Dozens of private developers have offered to build modular homes that could house up to 6,000 Ukrainian refugees across the State as part of a new Government programme, according to the Business Post. The paper reports that the Department of Integration launched a new nationwide plan in December to engage the private sector to build modular units. More than 60 private landowners and developers submitted proposals to build and operate modular homes in a number of counties, and the department confirmed that 30 proposals had passed the initial phase for consideration and that discussions had commenced with a number of local authorities.

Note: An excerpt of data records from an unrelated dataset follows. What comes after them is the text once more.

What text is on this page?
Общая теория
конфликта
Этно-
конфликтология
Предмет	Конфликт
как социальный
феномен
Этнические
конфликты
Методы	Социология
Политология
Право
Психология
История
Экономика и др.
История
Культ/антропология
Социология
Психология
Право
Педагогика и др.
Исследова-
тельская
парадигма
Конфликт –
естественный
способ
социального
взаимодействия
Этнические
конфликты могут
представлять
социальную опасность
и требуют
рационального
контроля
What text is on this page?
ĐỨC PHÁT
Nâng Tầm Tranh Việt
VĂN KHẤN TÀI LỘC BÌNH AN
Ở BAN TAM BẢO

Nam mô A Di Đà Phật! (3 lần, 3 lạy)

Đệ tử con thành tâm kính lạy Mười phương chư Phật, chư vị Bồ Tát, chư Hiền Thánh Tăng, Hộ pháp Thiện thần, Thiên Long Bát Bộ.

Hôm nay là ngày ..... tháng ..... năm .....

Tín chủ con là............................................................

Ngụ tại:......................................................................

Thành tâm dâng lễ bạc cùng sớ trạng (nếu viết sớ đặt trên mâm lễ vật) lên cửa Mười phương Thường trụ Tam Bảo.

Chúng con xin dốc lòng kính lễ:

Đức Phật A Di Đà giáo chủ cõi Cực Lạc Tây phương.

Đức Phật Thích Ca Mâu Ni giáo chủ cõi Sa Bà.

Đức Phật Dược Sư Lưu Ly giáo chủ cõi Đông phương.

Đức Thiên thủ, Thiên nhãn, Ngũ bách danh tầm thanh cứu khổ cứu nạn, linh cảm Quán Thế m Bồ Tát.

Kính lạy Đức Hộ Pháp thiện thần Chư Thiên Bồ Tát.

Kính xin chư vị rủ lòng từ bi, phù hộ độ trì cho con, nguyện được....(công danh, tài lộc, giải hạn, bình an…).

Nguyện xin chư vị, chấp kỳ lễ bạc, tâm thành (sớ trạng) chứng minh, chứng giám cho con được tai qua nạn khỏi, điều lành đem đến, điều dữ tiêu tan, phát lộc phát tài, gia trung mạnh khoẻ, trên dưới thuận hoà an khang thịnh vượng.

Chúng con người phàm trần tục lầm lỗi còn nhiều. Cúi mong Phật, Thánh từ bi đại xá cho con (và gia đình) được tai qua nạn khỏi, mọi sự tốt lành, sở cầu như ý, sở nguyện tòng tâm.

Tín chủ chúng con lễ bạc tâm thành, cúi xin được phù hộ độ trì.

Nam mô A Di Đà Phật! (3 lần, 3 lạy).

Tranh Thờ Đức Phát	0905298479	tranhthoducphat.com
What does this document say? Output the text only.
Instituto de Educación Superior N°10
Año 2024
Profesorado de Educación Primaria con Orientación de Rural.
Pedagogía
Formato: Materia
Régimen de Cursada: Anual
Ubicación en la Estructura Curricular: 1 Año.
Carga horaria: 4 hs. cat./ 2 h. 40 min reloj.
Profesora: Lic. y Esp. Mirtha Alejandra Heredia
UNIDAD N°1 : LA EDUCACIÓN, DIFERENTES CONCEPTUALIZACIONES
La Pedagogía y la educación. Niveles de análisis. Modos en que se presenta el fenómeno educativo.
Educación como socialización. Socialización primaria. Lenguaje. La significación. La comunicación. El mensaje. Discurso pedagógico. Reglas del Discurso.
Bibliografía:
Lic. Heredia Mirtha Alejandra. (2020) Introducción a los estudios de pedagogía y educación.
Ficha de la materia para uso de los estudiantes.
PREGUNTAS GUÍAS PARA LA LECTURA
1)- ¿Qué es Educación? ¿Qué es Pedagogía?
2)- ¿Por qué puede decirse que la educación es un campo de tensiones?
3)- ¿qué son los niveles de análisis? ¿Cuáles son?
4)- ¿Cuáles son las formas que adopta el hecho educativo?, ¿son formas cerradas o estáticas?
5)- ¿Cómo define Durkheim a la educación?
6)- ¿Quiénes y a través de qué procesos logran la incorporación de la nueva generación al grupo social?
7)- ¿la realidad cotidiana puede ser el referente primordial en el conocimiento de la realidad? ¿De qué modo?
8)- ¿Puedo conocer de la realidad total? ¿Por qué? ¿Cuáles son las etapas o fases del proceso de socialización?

Meanwhile the Sunday Times Ireland reports that property developer Johnny Ronan is set to submit a planning application in the coming days for a 17-storey office tower in Dublin’s north docklands. The development, which would include four buildings ranging in height from nine to 17 storeys, would replace an eight-storey office building at 1 North Wall Quay, which is occupied by the American bank Citigroup. The move follows the refusal by the Supreme Court last Friday to allow Dublin City Council to appeal against proposed height increases for two docklands apartment blocks proposed by a Ronan company.
The Sunday Independent writes that Bray-headquartered medical diagnostics specialist Trinity Biotech has acquired a technology that helps diabetics monitor their blood for glucose, from a US company in a deal that could be worth around $36.5 million (€33.9 million). Trinity Biotech, which is listed on the US Nasdaq exchange, has paid $12.5 million in cash for the biosensor and continuous glucose monitoring assets of Waveform Technologies plus shares in the Irish group. An additional $20 million could also be payable, largely based on whether Trinity secures an agreement with “certain insulin pump manufacturers” over the next 24 months.